L'evento seminariale fu organizzato dal nostro Coordinatore, Dr.
Riccardo Borni, e dal Dr. Pier Paolo Inserra, Sociologo e co –
fondatore del Distretto Integrato di Economia Sociale Marche Nord. Il Seminario
ha voluto porre l'attenzione sull'importanza delle Comunità come
"Ponti di Riconoscimento Reciproco" (Devastato, 2018),
ovvero luoghi in cui le Persone, in un'ottica di responsabilità,
sono le fautrici di cambiamento e di promozione sociale
(ad es. Cohousing; attività di Networking tra cittadini, come "Il
Controllo di Vicinato", organizzato in Emilia Romagna; villaggi
Alzheimer; Fondazioni di Comunità...), dove la parola d'ordine è il Community Organizing,
ossia quel processo che consente la costruzione di connessioni di
organizzazione comunitaria, come gli esempi di cui sopra,
caratterizzate da cittadinanza attiva e da "responsabilità
pubbliche" (www.communityorganizing.it).
Inoltre, è di notizia
recente, sempre come esempio di Networking (inteso come incontro tra
generazioni e collante relazionale, Carubbi, 2009), la pubblicazione,
in occasione della Giornata dei Nonni di quest'anno, di un libro
(Nonno, mi racconti una fiaba?, edizioni Gruppo Feltrinelli)
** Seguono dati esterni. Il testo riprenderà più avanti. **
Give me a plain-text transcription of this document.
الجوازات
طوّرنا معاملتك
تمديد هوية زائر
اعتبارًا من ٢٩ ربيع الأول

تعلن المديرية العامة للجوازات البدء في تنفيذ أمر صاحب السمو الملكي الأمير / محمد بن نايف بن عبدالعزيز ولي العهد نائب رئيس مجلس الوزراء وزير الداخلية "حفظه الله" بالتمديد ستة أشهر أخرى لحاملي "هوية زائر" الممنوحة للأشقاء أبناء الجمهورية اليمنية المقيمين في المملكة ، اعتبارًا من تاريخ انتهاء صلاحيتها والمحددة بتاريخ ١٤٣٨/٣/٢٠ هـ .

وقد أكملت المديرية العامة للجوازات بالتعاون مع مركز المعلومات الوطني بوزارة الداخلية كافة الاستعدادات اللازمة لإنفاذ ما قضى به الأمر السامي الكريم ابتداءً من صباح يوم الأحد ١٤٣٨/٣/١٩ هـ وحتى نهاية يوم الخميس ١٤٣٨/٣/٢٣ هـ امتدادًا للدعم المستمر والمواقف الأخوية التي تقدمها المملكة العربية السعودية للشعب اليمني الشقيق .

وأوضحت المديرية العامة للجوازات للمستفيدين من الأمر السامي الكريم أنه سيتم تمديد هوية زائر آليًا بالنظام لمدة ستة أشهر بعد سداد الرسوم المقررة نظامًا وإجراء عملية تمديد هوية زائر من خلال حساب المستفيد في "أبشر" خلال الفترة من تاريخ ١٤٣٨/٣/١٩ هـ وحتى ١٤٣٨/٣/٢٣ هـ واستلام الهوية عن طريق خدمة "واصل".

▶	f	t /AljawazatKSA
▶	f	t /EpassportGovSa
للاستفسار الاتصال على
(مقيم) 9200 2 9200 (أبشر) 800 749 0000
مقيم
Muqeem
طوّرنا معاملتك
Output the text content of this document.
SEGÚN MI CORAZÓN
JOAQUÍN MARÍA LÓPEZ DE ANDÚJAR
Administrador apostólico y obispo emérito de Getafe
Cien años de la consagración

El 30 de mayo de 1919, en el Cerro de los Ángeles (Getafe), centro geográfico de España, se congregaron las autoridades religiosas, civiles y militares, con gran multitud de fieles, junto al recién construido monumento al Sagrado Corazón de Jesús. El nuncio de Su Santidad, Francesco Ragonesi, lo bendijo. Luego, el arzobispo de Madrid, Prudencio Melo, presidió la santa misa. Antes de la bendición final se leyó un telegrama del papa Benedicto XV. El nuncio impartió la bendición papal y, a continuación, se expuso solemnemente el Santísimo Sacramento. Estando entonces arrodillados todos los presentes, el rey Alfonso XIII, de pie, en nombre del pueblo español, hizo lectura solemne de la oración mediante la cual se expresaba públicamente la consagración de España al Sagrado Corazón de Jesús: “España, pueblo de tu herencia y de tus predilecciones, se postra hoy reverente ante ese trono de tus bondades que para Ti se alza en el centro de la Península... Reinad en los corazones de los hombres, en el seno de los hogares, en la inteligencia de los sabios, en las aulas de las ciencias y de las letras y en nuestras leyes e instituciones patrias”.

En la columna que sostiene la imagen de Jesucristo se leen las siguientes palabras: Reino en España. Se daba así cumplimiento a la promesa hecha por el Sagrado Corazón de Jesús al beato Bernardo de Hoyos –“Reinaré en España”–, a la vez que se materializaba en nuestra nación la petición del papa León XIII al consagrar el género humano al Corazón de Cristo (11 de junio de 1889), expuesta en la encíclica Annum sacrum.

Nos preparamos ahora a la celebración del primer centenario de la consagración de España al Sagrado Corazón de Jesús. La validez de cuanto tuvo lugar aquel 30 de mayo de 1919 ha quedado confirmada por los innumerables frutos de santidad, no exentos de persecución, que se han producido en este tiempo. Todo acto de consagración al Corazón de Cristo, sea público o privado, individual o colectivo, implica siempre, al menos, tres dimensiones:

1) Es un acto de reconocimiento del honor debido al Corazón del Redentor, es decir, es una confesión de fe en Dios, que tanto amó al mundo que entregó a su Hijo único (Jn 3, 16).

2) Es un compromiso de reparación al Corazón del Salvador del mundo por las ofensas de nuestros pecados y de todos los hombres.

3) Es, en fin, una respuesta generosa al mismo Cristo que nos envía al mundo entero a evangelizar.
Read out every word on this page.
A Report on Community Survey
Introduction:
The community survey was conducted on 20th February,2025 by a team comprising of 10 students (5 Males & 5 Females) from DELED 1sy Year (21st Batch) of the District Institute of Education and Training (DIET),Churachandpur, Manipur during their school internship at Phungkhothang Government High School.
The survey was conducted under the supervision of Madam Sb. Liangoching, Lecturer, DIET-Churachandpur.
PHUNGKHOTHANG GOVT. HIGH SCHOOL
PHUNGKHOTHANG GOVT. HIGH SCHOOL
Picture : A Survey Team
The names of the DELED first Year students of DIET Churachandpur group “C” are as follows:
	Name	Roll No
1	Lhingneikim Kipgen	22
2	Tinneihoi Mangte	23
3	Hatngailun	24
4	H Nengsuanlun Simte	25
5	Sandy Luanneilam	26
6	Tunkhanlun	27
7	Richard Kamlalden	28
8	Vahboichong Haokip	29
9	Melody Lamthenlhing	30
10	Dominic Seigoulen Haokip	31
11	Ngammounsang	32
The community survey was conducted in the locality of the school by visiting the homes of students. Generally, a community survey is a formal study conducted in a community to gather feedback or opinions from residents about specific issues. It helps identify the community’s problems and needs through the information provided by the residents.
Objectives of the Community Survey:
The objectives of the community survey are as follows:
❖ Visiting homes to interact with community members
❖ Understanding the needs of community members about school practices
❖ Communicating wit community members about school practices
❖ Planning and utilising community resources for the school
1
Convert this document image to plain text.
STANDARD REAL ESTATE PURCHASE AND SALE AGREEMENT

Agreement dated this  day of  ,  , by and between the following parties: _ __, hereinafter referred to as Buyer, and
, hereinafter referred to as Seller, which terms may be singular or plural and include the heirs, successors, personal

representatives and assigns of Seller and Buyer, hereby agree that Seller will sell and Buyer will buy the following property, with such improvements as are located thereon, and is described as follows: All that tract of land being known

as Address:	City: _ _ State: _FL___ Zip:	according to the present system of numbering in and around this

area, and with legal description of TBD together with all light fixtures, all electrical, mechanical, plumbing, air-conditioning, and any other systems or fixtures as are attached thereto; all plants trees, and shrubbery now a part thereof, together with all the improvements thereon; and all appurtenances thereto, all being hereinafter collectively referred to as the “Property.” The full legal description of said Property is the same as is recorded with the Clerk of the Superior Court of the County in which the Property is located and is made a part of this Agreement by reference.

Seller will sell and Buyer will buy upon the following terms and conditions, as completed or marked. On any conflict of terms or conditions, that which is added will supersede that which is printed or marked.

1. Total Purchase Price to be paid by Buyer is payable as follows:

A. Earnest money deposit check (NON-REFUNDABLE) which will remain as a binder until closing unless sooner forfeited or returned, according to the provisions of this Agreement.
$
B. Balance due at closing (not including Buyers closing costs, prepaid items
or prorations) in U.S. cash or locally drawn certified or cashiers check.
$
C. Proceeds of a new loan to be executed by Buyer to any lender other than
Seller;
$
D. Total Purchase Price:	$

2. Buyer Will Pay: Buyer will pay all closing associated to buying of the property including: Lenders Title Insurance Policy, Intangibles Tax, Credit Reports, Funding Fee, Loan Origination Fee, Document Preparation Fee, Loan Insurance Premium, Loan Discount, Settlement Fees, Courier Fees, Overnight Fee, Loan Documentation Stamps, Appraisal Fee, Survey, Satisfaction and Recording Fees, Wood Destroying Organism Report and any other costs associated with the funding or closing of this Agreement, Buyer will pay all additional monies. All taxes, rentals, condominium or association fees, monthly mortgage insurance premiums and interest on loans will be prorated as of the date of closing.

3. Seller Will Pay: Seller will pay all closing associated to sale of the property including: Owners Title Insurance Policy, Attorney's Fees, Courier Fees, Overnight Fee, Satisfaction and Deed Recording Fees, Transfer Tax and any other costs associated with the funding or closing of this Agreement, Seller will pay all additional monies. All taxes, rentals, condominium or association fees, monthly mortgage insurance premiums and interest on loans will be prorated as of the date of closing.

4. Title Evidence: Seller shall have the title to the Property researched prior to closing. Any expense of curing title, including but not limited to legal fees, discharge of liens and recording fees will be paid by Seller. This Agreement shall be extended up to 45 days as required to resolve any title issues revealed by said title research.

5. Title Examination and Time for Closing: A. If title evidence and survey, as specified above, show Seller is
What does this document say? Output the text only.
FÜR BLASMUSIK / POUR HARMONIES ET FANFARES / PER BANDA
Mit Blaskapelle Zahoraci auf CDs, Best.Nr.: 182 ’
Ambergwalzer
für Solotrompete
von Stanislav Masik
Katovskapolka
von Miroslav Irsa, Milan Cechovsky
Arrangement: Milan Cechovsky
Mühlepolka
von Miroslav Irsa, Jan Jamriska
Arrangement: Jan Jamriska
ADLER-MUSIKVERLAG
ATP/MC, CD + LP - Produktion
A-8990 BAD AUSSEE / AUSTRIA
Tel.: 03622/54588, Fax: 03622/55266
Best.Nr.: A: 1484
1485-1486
contenente trenta favole, raccontate da nonni, ospiti di Case di
Accoglienza (gestite da Korian Italia), ai più piccoli
(www.corriere.it), dove "la
relazione, mediata e facilitata dalla Fiaba, permette alle persone
anziane di sentirsi protagoniste e proattive" (Carubbi, 2018, p.
29). Da questi esempi, si può ben comprendere quanto Rogers,
anche involontariamente, ci abbia lasciato un'importante eredità e,
soprattutto, esempi esperienziali replicabili, tangibili e funzionali
per il benessere psico – socio – comunitario,attraverso la messa in atto di una
rivoluzione pacifica, silenziosa, ma con un grande potere di
cambiamento. Ma tutto ciò dipende da noi.